Happy New Year! I was inspired to help us all kick off the year with some more self-kindness. This week we’re breaking down what it means to experience “breakdowns.”

Raise your hand if you have ever thought to yourself, or said out loud to someone else: “I just need to get through this next few weeks, and then things will calm down and I’ll get on top of it all.” Or maybe your version is something more along the lines of “this phase of my career (pre-tenure; young children; new leadership role) is intense, but once I get through the transition, it will be smooth sailing.”

And keep your hand up if you never feel like you get through whatever difficult moment or transition you’re in and you find yourself feeling like there is always a pending tsunami of something heading right for you.

You likely don’t need me to break it to you, but the constant interruptions, intensifications, course corrections, and obstacles are simply life happening.
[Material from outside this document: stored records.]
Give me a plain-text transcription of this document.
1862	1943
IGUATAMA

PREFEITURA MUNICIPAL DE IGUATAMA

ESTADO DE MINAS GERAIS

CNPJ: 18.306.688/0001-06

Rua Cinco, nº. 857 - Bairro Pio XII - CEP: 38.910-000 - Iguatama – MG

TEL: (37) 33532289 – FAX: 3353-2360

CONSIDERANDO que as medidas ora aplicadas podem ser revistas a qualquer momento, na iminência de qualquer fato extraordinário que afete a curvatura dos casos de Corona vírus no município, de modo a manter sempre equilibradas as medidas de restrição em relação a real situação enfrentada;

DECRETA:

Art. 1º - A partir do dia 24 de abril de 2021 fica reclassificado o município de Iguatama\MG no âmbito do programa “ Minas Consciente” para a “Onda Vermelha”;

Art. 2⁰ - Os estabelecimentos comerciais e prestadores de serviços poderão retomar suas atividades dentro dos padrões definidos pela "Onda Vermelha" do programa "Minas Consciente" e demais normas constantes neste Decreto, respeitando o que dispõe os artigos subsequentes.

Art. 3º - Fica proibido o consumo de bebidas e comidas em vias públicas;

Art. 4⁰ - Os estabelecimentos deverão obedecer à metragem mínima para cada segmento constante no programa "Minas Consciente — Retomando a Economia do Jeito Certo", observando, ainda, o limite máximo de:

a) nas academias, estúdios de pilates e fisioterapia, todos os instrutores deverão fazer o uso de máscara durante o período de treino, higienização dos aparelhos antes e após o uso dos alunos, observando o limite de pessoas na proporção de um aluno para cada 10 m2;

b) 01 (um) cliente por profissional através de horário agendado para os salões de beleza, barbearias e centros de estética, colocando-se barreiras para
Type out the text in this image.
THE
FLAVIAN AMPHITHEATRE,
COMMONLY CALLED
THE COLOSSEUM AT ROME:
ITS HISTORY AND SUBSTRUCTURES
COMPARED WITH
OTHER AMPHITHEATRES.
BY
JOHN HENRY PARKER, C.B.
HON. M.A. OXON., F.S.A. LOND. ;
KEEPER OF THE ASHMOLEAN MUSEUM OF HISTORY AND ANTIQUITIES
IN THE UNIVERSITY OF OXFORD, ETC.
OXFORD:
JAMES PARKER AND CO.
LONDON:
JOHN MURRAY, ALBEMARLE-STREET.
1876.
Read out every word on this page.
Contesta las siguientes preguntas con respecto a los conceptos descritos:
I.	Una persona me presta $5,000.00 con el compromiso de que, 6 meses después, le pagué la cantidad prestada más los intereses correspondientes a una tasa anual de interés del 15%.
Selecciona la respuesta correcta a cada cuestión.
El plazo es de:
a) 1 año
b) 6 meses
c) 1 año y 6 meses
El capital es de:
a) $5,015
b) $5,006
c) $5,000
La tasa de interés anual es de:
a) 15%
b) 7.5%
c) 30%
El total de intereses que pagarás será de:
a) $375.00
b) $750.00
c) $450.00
When we plan to buckle down and work ourselves to exhaustion now, in order to buy peace and tranquillity later, we are simply setting ourselves up for constant disappointment.

As part of my current journey towards MCC certification (Master Certified Coach) with the International Coaching Federation, I’m working through a series of books on ontological coaching and one of the key concepts this model works with is that of the “breakdown.” This isn’t the sobbing in the corner breakdown, although it could include that, as well, but rather the daily breakdowns in the flow of what we think of as the natural, expected course of things. Whether good or bad, the disruptions, disappointments, zigs and zags in life that require us to pivot.

Our job as humans on the path to becoming the best versions of ourselves is not to plan such as to avoid these breakdowns, but to handle them as they occur without being completely thrown off of our path.

In sessions with my clients, this looks like having a solid self-concept, anchored in their values and their vision of the impact they want to have in their world. It looks like developing and tuning into their emotional self-awareness and agility, so that they can work with their responses, instead of being hijacked by emotional tumult. It looks like not making deals with themselves about what life or work will be like later, but creating a sense of being anchored in the present.

So, if you keep waiting for things to calm down, or to get over the hump, ask yourself what internal narrative you’re working with and how shifting the story about how you live and work can help you be present and anchored today, rather than waiting for a perfect future.